GSORTH Call

CALL GSORTH (P, T, lindep, A) ;

The GSORTH subroutine computes the Gram-Schmidt orthonormal factorization of the $m \times n$ matrix $\mb {A}$, where $m$ is greater than or equal to $n$. The GSORTH subroutine implements an algorithm described by Golub (1969).

The GSORTH subroutine has a single input argument:

A

is an input $m \times n$ matrix.

The output arguments to the GSORTH subroutine are as follows:

P

is an $m \times n$ column-orthonormal output matrix.

T

is an upper triangular $n \times n$ output matrix.

lindep

is a flag with a value of 0 if columns of A are independent and a value of 1 if they are dependent. The lindep argument is an output scalar.

Specifically, the GSORTH subroutine computes the column-orthonormal $m \times n$ matrix $\mb {P}$ and the upper triangular $n \times n$ matrix $\mb {T}$ such that

\[  \mb {A}= \mb {P}*\mb {T}  \]

If the columns of $\mb {A}$ are linearly independent (that is, rank$(\mb {A})=n$), then $\mb {P}$ is full-rank column-orthonormal: $\mb {P}^{\prime }\mb {P}=\mb {I}_ w$, $\mb {T}$ is nonsingular, and the value of lindep (a scalar) is set to 0. If the columns of $\mb {A}$ are linearly dependent (say, rank$(\mb {A})=k < n$) then $n-k$ columns of $\mb {P}$ are set to 0, the corresponding rows of $\mb {T}$ are set to 0 ($\mb {T}$ is singular), and lindep is set to 1. The pattern of zero columns in $\mb {P}$ corresponds to the pattern of linear dependencies of the columns of $\mb {A}$ when columns are considered in left-to-right order.

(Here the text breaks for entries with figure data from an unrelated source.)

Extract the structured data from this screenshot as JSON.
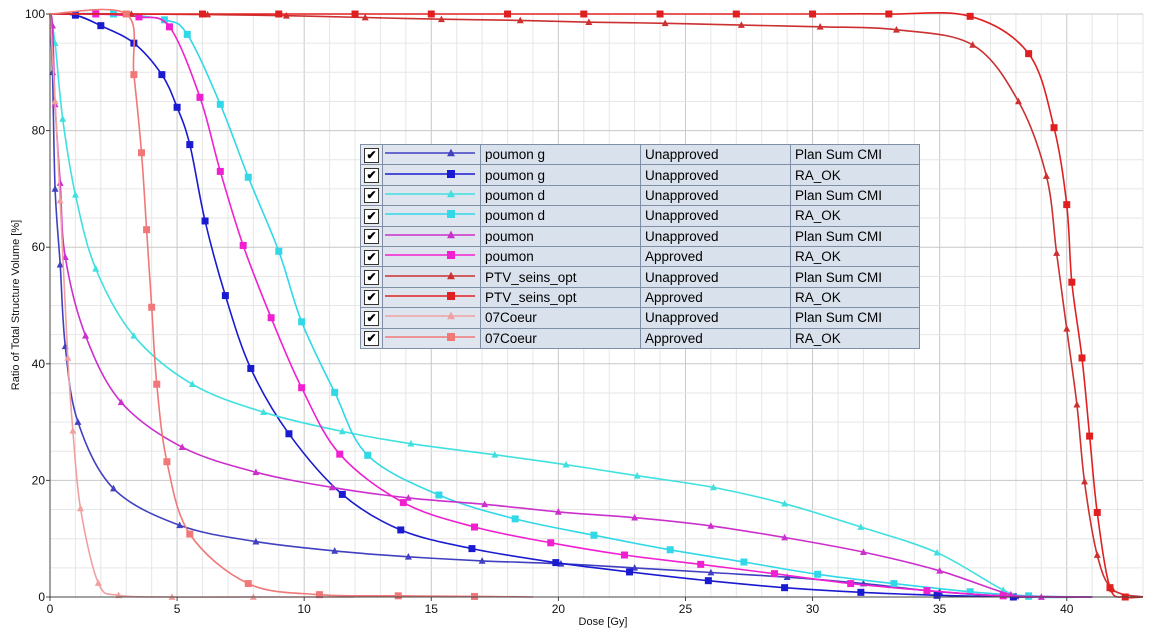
{
  "chart_data": {
    "type": "line",
    "title": "",
    "xlabel": "Dose [Gy]",
    "ylabel": "Ratio of Total Structure Volume [%]",
    "xlim": [
      0,
      43
    ],
    "ylim": [
      0,
      100
    ],
    "xticks": [
      0,
      5,
      10,
      15,
      20,
      25,
      30,
      35,
      40
    ],
    "yticks": [
      0,
      20,
      40,
      60,
      80,
      100
    ],
    "grid": true,
    "legend_position": "center",
    "series": [
      {
        "name": "poumon g",
        "status": "Unapproved",
        "plan": "Plan Sum CMI",
        "color": "#4040c0",
        "marker": "triangle",
        "points": [
          [
            0,
            100
          ],
          [
            0.1,
            90
          ],
          [
            0.2,
            70
          ],
          [
            0.4,
            57
          ],
          [
            0.6,
            43
          ],
          [
            1.1,
            30
          ],
          [
            2.5,
            18.6
          ],
          [
            5.1,
            12.3
          ],
          [
            8.1,
            9.5
          ],
          [
            11.2,
            7.9
          ],
          [
            14.1,
            6.9
          ],
          [
            17,
            6.2
          ],
          [
            20.1,
            5.7
          ],
          [
            23,
            5
          ],
          [
            26,
            4.2
          ],
          [
            29,
            3.4
          ],
          [
            32,
            2.3
          ],
          [
            35,
            0.9
          ],
          [
            38,
            0.1
          ],
          [
            41,
            0
          ]
        ]
      },
      {
        "name": "poumon g",
        "status": "Unapproved",
        "plan": "RA_OK",
        "color": "#1a1ad0",
        "marker": "square",
        "points": [
          [
            0,
            100
          ],
          [
            1,
            99.8
          ],
          [
            2,
            98
          ],
          [
            3.3,
            95
          ],
          [
            4.4,
            89.6
          ],
          [
            5,
            84
          ],
          [
            5.5,
            77.6
          ],
          [
            6.1,
            64.5
          ],
          [
            6.9,
            51.7
          ],
          [
            7.9,
            39.2
          ],
          [
            9.4,
            28
          ],
          [
            11.5,
            17.6
          ],
          [
            13.8,
            11.5
          ],
          [
            16.6,
            8.3
          ],
          [
            19.9,
            5.9
          ],
          [
            22.8,
            4.3
          ],
          [
            25.9,
            2.8
          ],
          [
            28.9,
            1.6
          ],
          [
            31.9,
            0.8
          ],
          [
            34.9,
            0.3
          ],
          [
            37.9,
            0
          ],
          [
            41,
            0
          ]
        ]
      },
      {
        "name": "poumon d",
        "status": "Unapproved",
        "plan": "Plan Sum CMI",
        "color": "#40e0e0",
        "marker": "triangle",
        "points": [
          [
            0,
            100
          ],
          [
            0.2,
            95
          ],
          [
            0.5,
            82
          ],
          [
            1,
            69
          ],
          [
            1.8,
            56.3
          ],
          [
            3.3,
            44.8
          ],
          [
            5.6,
            36.5
          ],
          [
            8.4,
            31.7
          ],
          [
            11.5,
            28.4
          ],
          [
            14.2,
            26.3
          ],
          [
            17.5,
            24.4
          ],
          [
            20.3,
            22.7
          ],
          [
            23.1,
            20.8
          ],
          [
            26.1,
            18.8
          ],
          [
            28.9,
            16
          ],
          [
            31.9,
            12
          ],
          [
            34.9,
            7.6
          ],
          [
            37.5,
            1.2
          ],
          [
            38.5,
            0
          ],
          [
            41,
            0
          ]
        ]
      },
      {
        "name": "poumon d",
        "status": "Unapproved",
        "plan": "RA_OK",
        "color": "#30d8e8",
        "marker": "square",
        "points": [
          [
            0,
            100
          ],
          [
            2.5,
            100
          ],
          [
            4.5,
            99
          ],
          [
            5.4,
            96.5
          ],
          [
            6.7,
            84.5
          ],
          [
            7.8,
            72
          ],
          [
            9,
            59.3
          ],
          [
            9.9,
            47.2
          ],
          [
            11.2,
            35.1
          ],
          [
            12.5,
            24.3
          ],
          [
            15.3,
            17.5
          ],
          [
            18.3,
            13.4
          ],
          [
            21.4,
            10.6
          ],
          [
            24.4,
            8.1
          ],
          [
            27.3,
            6
          ],
          [
            30.2,
            3.9
          ],
          [
            33.2,
            2.3
          ],
          [
            36.2,
            0.9
          ],
          [
            38.5,
            0.2
          ],
          [
            41,
            0
          ]
        ]
      },
      {
        "name": "poumon",
        "status": "Unapproved",
        "plan": "Plan Sum CMI",
        "color": "#cc30cc",
        "marker": "triangle",
        "points": [
          [
            0,
            100
          ],
          [
            0.1,
            98
          ],
          [
            0.2,
            84.5
          ],
          [
            0.4,
            71
          ],
          [
            0.6,
            58.3
          ],
          [
            1.4,
            44.8
          ],
          [
            2.8,
            33.4
          ],
          [
            5.2,
            25.7
          ],
          [
            8.1,
            21.4
          ],
          [
            11.1,
            18.8
          ],
          [
            14.1,
            17
          ],
          [
            17.1,
            15.9
          ],
          [
            20,
            14.6
          ],
          [
            23,
            13.6
          ],
          [
            26,
            12.2
          ],
          [
            28.9,
            10.2
          ],
          [
            32,
            7.7
          ],
          [
            35,
            4.5
          ],
          [
            37.8,
            0.4
          ],
          [
            39,
            0
          ],
          [
            41,
            0
          ]
        ]
      },
      {
        "name": "poumon",
        "status": "Approved",
        "plan": "RA_OK",
        "color": "#f020d0",
        "marker": "square",
        "points": [
          [
            0,
            100
          ],
          [
            1.8,
            100
          ],
          [
            3.5,
            99.5
          ],
          [
            4.7,
            97.8
          ],
          [
            5.9,
            85.7
          ],
          [
            6.7,
            73
          ],
          [
            7.6,
            60.3
          ],
          [
            8.7,
            47.9
          ],
          [
            9.9,
            35.9
          ],
          [
            11.4,
            24.5
          ],
          [
            13.9,
            16.2
          ],
          [
            16.7,
            12
          ],
          [
            19.7,
            9.3
          ],
          [
            22.6,
            7.2
          ],
          [
            25.6,
            5.6
          ],
          [
            28.5,
            4
          ],
          [
            31.5,
            2.3
          ],
          [
            34.5,
            1.1
          ],
          [
            37.5,
            0.2
          ],
          [
            41,
            0
          ]
        ]
      },
      {
        "name": "PTV_seins_opt",
        "status": "Unapproved",
        "plan": "Plan Sum CMI",
        "color": "#cc3030",
        "marker": "triangle",
        "points": [
          [
            0,
            100
          ],
          [
            3.2,
            100
          ],
          [
            6.2,
            99.9
          ],
          [
            9.3,
            99.7
          ],
          [
            12.4,
            99.4
          ],
          [
            15.4,
            99.1
          ],
          [
            18.5,
            98.9
          ],
          [
            21.2,
            98.6
          ],
          [
            24.2,
            98.4
          ],
          [
            27.2,
            98.1
          ],
          [
            30.3,
            97.8
          ],
          [
            33.3,
            97.3
          ],
          [
            36.3,
            94.7
          ],
          [
            38.1,
            85
          ],
          [
            39.2,
            72.2
          ],
          [
            39.6,
            59
          ],
          [
            40,
            46
          ],
          [
            40.4,
            33
          ],
          [
            40.7,
            19.8
          ],
          [
            41.2,
            7.2
          ],
          [
            41.8,
            1.3
          ],
          [
            43,
            0
          ]
        ]
      },
      {
        "name": "PTV_seins_opt",
        "status": "Approved",
        "plan": "RA_OK",
        "color": "#e02020",
        "marker": "square",
        "points": [
          [
            0,
            100
          ],
          [
            3,
            100
          ],
          [
            6,
            100
          ],
          [
            9,
            100
          ],
          [
            12,
            100
          ],
          [
            15,
            100
          ],
          [
            18,
            100
          ],
          [
            21,
            100
          ],
          [
            24,
            100
          ],
          [
            27,
            100
          ],
          [
            30,
            100
          ],
          [
            33,
            100
          ],
          [
            36.2,
            99.6
          ],
          [
            38.5,
            93.2
          ],
          [
            39.5,
            80.5
          ],
          [
            40,
            67.3
          ],
          [
            40.2,
            54
          ],
          [
            40.6,
            41
          ],
          [
            40.9,
            27.6
          ],
          [
            41.2,
            14.5
          ],
          [
            41.7,
            1.6
          ],
          [
            42.3,
            0
          ],
          [
            43,
            0
          ]
        ]
      },
      {
        "name": "07Coeur",
        "status": "Unapproved",
        "plan": "Plan Sum CMI",
        "color": "#f0a0a0",
        "marker": "triangle",
        "points": [
          [
            0,
            100
          ],
          [
            0.2,
            85
          ],
          [
            0.4,
            68
          ],
          [
            0.7,
            41
          ],
          [
            0.9,
            28.5
          ],
          [
            1.2,
            15.2
          ],
          [
            1.9,
            2.4
          ],
          [
            2.7,
            0.3
          ],
          [
            4.8,
            0
          ],
          [
            8,
            0
          ],
          [
            12,
            0
          ]
        ]
      },
      {
        "name": "07Coeur",
        "status": "Approved",
        "plan": "RA_OK",
        "color": "#f07878",
        "marker": "square",
        "points": [
          [
            0,
            100
          ],
          [
            3,
            100
          ],
          [
            3.3,
            89.6
          ],
          [
            3.6,
            76.2
          ],
          [
            3.8,
            63
          ],
          [
            4,
            49.7
          ],
          [
            4.2,
            36.5
          ],
          [
            4.6,
            23.2
          ],
          [
            5.5,
            10.8
          ],
          [
            7.8,
            2.3
          ],
          [
            10.6,
            0.4
          ],
          [
            13.7,
            0.2
          ],
          [
            16.7,
            0.1
          ],
          [
            19,
            0
          ]
        ]
      }
    ]
  }
}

The following statements call the GSORTH subroutine and print the output parameters to the call:

x = {1 1 3 1 2,
     1 0 1 2 3,
     1 1 3 3 4,
     1 0 1 4 5,
     1 1 3 5 6,
     1 0 1 6 7};
call gsorth(P, T, lindep, x);
reset fuzz;
print P, T, lindep;

Figure 24.148: Results of a Gram-Schmidt Orthonormalization

P
0.4082483 0.4082483 0 -0.5 0
0.4082483 -0.408248 0 -0.5 0
0.4082483 0.4082483 0 0 0
0.4082483 -0.408248 0 0 0
0.4082483 0.4082483 0 0.5 0
0.4082483 -0.408248 0 0.5 0

T
2.4494897 1.2247449 4.8989795 8.5732141 11.022704
0 1.2247449 2.4494897 -1.224745 -1.224745
0 0 0 0 0
0 0 0 4 4
0 0 0 0 0

lindep
1


If lindep is 1, you can permute the columns of $\mb {P}$ and rows of $\mb {T}$ so that the zero columns of $\mb {P}$ are rightmost—that is, $\mb {P}=(\mb {P}_1,\ldots ,\mb {P}_,k,0,\ldots ,0)$, where $k$ is the column rank of $\mb {A}$ and the equality $\mb {A}=\mb {P}*\mb {T}$ is preserved. The following statements show a permutation of columns:

d = loc(vecdiag(T)^=0) || loc(vecdiag(T)=0);
temp = P;
P[,d] = temp;
temp = T;
T[,d] = temp;
print d, P, T;

Figure 24.149: Rearranging Columns

d
1 2 4 3 5

P
0.4082483 0.4082483 -0.5 0 0
0.4082483 -0.408248 -0.5 0 0
0.4082483 0.4082483 0 0 0
0.4082483 -0.408248 0 0 0
0.4082483 0.4082483 0.5 0 0
0.4082483 -0.408248 0.5 0 0

T
2.4494897 1.2247449 8.5732141 4.8989795 11.022704
0 1.2247449 -1.224745 2.4494897 -1.224745
0 0 0 0 0
0 0 4 0 4
0 0 0 0 0


The GSORTH subroutine is not recommended for the construction of matrices of values of orthogonal polynomials; the ORPOL function should be used for that purpose.